Diabetes therapy may be in for a breakthrough if a particular type of African tea turns out to be useful in the fight against the debilitating disease, scientists say.
Danish scientists first studied the application of the tea on genetically diabetic mice. The liquid is obtained by boiling the leaves, young stalks and fruit of Rauvolfia vomitoria and Citrus aurantium, and has been used as a treatment in traditional Nigerian medicine.
The animal tests showed that after six weeks of daily consumption, combined with a low-fat diet, the pancreas health improved.
The researchers have recently completed a four-month long clinical test on human patients with type 2 diabetes who drank 750 ml of the tea each day and reported encouraging results.

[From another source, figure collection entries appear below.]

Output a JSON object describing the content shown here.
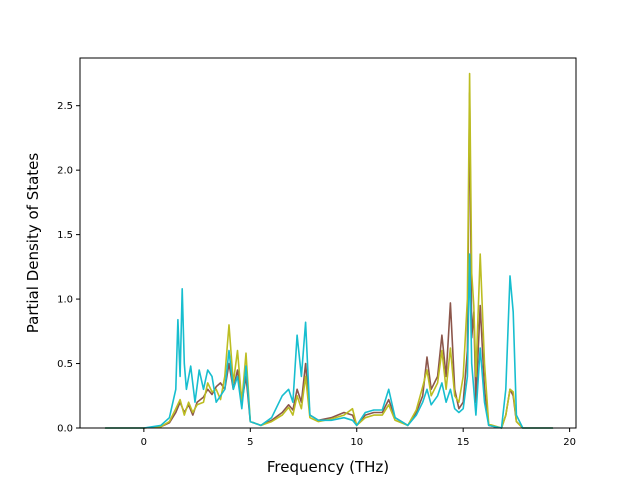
{
  "chart_data": {
    "type": "line",
    "title": "",
    "xlabel": "Frequency (THz)",
    "ylabel": "Partial Density of States",
    "xlim": [
      -3,
      20.3
    ],
    "ylim": [
      0,
      2.87
    ],
    "x_ticks": [
      0,
      5,
      10,
      15,
      20
    ],
    "y_ticks": [
      0.0,
      0.5,
      1.0,
      1.5,
      2.0,
      2.5
    ],
    "x_tick_labels": [
      "0",
      "5",
      "10",
      "15",
      "20"
    ],
    "y_tick_labels": [
      "0.0",
      "0.5",
      "1.0",
      "1.5",
      "2.0",
      "2.5"
    ],
    "grid": false,
    "legend": "none",
    "series": [
      {
        "color": "#8c564b",
        "points": [
          [
            -1.8,
            0
          ],
          [
            0,
            0
          ],
          [
            0.8,
            0.01
          ],
          [
            1.2,
            0.04
          ],
          [
            1.5,
            0.12
          ],
          [
            1.7,
            0.2
          ],
          [
            1.9,
            0.12
          ],
          [
            2.1,
            0.18
          ],
          [
            2.3,
            0.1
          ],
          [
            2.5,
            0.2
          ],
          [
            2.8,
            0.24
          ],
          [
            3.0,
            0.3
          ],
          [
            3.2,
            0.26
          ],
          [
            3.4,
            0.32
          ],
          [
            3.6,
            0.35
          ],
          [
            3.8,
            0.3
          ],
          [
            4.0,
            0.5
          ],
          [
            4.2,
            0.3
          ],
          [
            4.4,
            0.45
          ],
          [
            4.6,
            0.2
          ],
          [
            4.8,
            0.4
          ],
          [
            5.0,
            0.05
          ],
          [
            5.5,
            0.02
          ],
          [
            6.0,
            0.06
          ],
          [
            6.5,
            0.12
          ],
          [
            6.8,
            0.18
          ],
          [
            7.0,
            0.14
          ],
          [
            7.2,
            0.3
          ],
          [
            7.4,
            0.2
          ],
          [
            7.6,
            0.5
          ],
          [
            7.8,
            0.1
          ],
          [
            8.2,
            0.06
          ],
          [
            8.8,
            0.08
          ],
          [
            9.4,
            0.12
          ],
          [
            9.8,
            0.1
          ],
          [
            10.0,
            0.02
          ],
          [
            10.4,
            0.1
          ],
          [
            10.8,
            0.12
          ],
          [
            11.2,
            0.12
          ],
          [
            11.5,
            0.22
          ],
          [
            11.8,
            0.08
          ],
          [
            12.4,
            0.02
          ],
          [
            12.8,
            0.12
          ],
          [
            13.1,
            0.25
          ],
          [
            13.3,
            0.55
          ],
          [
            13.5,
            0.3
          ],
          [
            13.8,
            0.4
          ],
          [
            14.0,
            0.72
          ],
          [
            14.2,
            0.4
          ],
          [
            14.4,
            0.97
          ],
          [
            14.6,
            0.3
          ],
          [
            14.8,
            0.15
          ],
          [
            15.0,
            0.2
          ],
          [
            15.2,
            0.6
          ],
          [
            15.3,
            2.6
          ],
          [
            15.4,
            0.7
          ],
          [
            15.5,
            0.9
          ],
          [
            15.6,
            0.2
          ],
          [
            15.8,
            0.95
          ],
          [
            16.0,
            0.3
          ],
          [
            16.2,
            0.02
          ],
          [
            16.8,
            0.0
          ],
          [
            17.0,
            0.1
          ],
          [
            17.2,
            0.3
          ],
          [
            17.35,
            0.25
          ],
          [
            17.5,
            0.05
          ],
          [
            17.8,
            0
          ],
          [
            19.2,
            0
          ]
        ]
      },
      {
        "color": "#bcbd22",
        "points": [
          [
            -1.8,
            0
          ],
          [
            0,
            0
          ],
          [
            0.8,
            0.01
          ],
          [
            1.2,
            0.05
          ],
          [
            1.5,
            0.15
          ],
          [
            1.7,
            0.22
          ],
          [
            1.9,
            0.1
          ],
          [
            2.1,
            0.2
          ],
          [
            2.3,
            0.12
          ],
          [
            2.5,
            0.18
          ],
          [
            2.8,
            0.2
          ],
          [
            3.0,
            0.35
          ],
          [
            3.2,
            0.28
          ],
          [
            3.4,
            0.3
          ],
          [
            3.6,
            0.22
          ],
          [
            3.8,
            0.4
          ],
          [
            4.0,
            0.8
          ],
          [
            4.2,
            0.35
          ],
          [
            4.4,
            0.6
          ],
          [
            4.6,
            0.2
          ],
          [
            4.8,
            0.58
          ],
          [
            5.0,
            0.05
          ],
          [
            5.5,
            0.02
          ],
          [
            6.0,
            0.05
          ],
          [
            6.5,
            0.1
          ],
          [
            6.8,
            0.16
          ],
          [
            7.0,
            0.1
          ],
          [
            7.2,
            0.25
          ],
          [
            7.4,
            0.15
          ],
          [
            7.6,
            0.4
          ],
          [
            7.8,
            0.08
          ],
          [
            8.2,
            0.05
          ],
          [
            8.8,
            0.07
          ],
          [
            9.4,
            0.1
          ],
          [
            9.8,
            0.15
          ],
          [
            10.0,
            0.02
          ],
          [
            10.4,
            0.08
          ],
          [
            10.8,
            0.1
          ],
          [
            11.2,
            0.1
          ],
          [
            11.5,
            0.18
          ],
          [
            11.8,
            0.06
          ],
          [
            12.4,
            0.02
          ],
          [
            12.8,
            0.14
          ],
          [
            13.1,
            0.32
          ],
          [
            13.3,
            0.45
          ],
          [
            13.5,
            0.25
          ],
          [
            13.8,
            0.35
          ],
          [
            14.0,
            0.6
          ],
          [
            14.2,
            0.3
          ],
          [
            14.4,
            0.62
          ],
          [
            14.6,
            0.25
          ],
          [
            14.8,
            0.2
          ],
          [
            15.0,
            0.4
          ],
          [
            15.2,
            1.0
          ],
          [
            15.3,
            2.75
          ],
          [
            15.4,
            1.2
          ],
          [
            15.5,
            0.95
          ],
          [
            15.6,
            0.4
          ],
          [
            15.8,
            1.35
          ],
          [
            16.0,
            0.5
          ],
          [
            16.2,
            0.03
          ],
          [
            16.8,
            0.0
          ],
          [
            17.0,
            0.1
          ],
          [
            17.2,
            0.3
          ],
          [
            17.35,
            0.28
          ],
          [
            17.5,
            0.05
          ],
          [
            17.8,
            0
          ],
          [
            19.2,
            0
          ]
        ]
      },
      {
        "color": "#17becf",
        "points": [
          [
            -1.8,
            0
          ],
          [
            0,
            0
          ],
          [
            0.8,
            0.02
          ],
          [
            1.2,
            0.08
          ],
          [
            1.5,
            0.3
          ],
          [
            1.6,
            0.84
          ],
          [
            1.7,
            0.4
          ],
          [
            1.8,
            1.08
          ],
          [
            1.9,
            0.5
          ],
          [
            2.0,
            0.3
          ],
          [
            2.2,
            0.48
          ],
          [
            2.4,
            0.2
          ],
          [
            2.6,
            0.45
          ],
          [
            2.8,
            0.3
          ],
          [
            3.0,
            0.45
          ],
          [
            3.2,
            0.4
          ],
          [
            3.4,
            0.2
          ],
          [
            3.6,
            0.25
          ],
          [
            3.8,
            0.3
          ],
          [
            4.0,
            0.6
          ],
          [
            4.2,
            0.3
          ],
          [
            4.4,
            0.4
          ],
          [
            4.6,
            0.15
          ],
          [
            4.8,
            0.48
          ],
          [
            5.0,
            0.05
          ],
          [
            5.5,
            0.02
          ],
          [
            6.0,
            0.08
          ],
          [
            6.5,
            0.25
          ],
          [
            6.8,
            0.3
          ],
          [
            7.0,
            0.2
          ],
          [
            7.2,
            0.72
          ],
          [
            7.4,
            0.4
          ],
          [
            7.6,
            0.82
          ],
          [
            7.8,
            0.1
          ],
          [
            8.2,
            0.06
          ],
          [
            8.8,
            0.06
          ],
          [
            9.4,
            0.08
          ],
          [
            9.8,
            0.06
          ],
          [
            10.0,
            0.02
          ],
          [
            10.4,
            0.12
          ],
          [
            10.8,
            0.14
          ],
          [
            11.2,
            0.14
          ],
          [
            11.5,
            0.3
          ],
          [
            11.8,
            0.08
          ],
          [
            12.4,
            0.02
          ],
          [
            12.8,
            0.1
          ],
          [
            13.1,
            0.2
          ],
          [
            13.3,
            0.3
          ],
          [
            13.5,
            0.18
          ],
          [
            13.8,
            0.25
          ],
          [
            14.0,
            0.35
          ],
          [
            14.2,
            0.2
          ],
          [
            14.4,
            0.3
          ],
          [
            14.6,
            0.15
          ],
          [
            14.8,
            0.12
          ],
          [
            15.0,
            0.15
          ],
          [
            15.2,
            0.4
          ],
          [
            15.3,
            1.35
          ],
          [
            15.4,
            0.5
          ],
          [
            15.5,
            0.3
          ],
          [
            15.6,
            0.1
          ],
          [
            15.8,
            0.62
          ],
          [
            16.0,
            0.2
          ],
          [
            16.2,
            0.02
          ],
          [
            16.8,
            0.0
          ],
          [
            17.0,
            0.3
          ],
          [
            17.2,
            1.18
          ],
          [
            17.35,
            0.9
          ],
          [
            17.5,
            0.1
          ],
          [
            17.8,
            0
          ],
          [
            19.2,
            0
          ]
        ]
      }
    ]
  }
}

"The [African tea] appears to differentiate itself from other current type 2 diabetes treatments because [it] does not initially affect the sugar content of the blood," says Joan Campbell-Tofte from the University of Copenhagen.
"But after four months of treatment we can see a significant increase in glucose tolerance," she adds.
The researchers say the patients who drank the tea had higher levels of polyunsaturated fatty acids, which make cell membranes more permeable, resulting in better glucose absorption from the blood.
According to the CDC, more than 23 million Americans are affected by diabetes, and between 90 and 95 percent of diagnosed cases involved type 2 diabetes.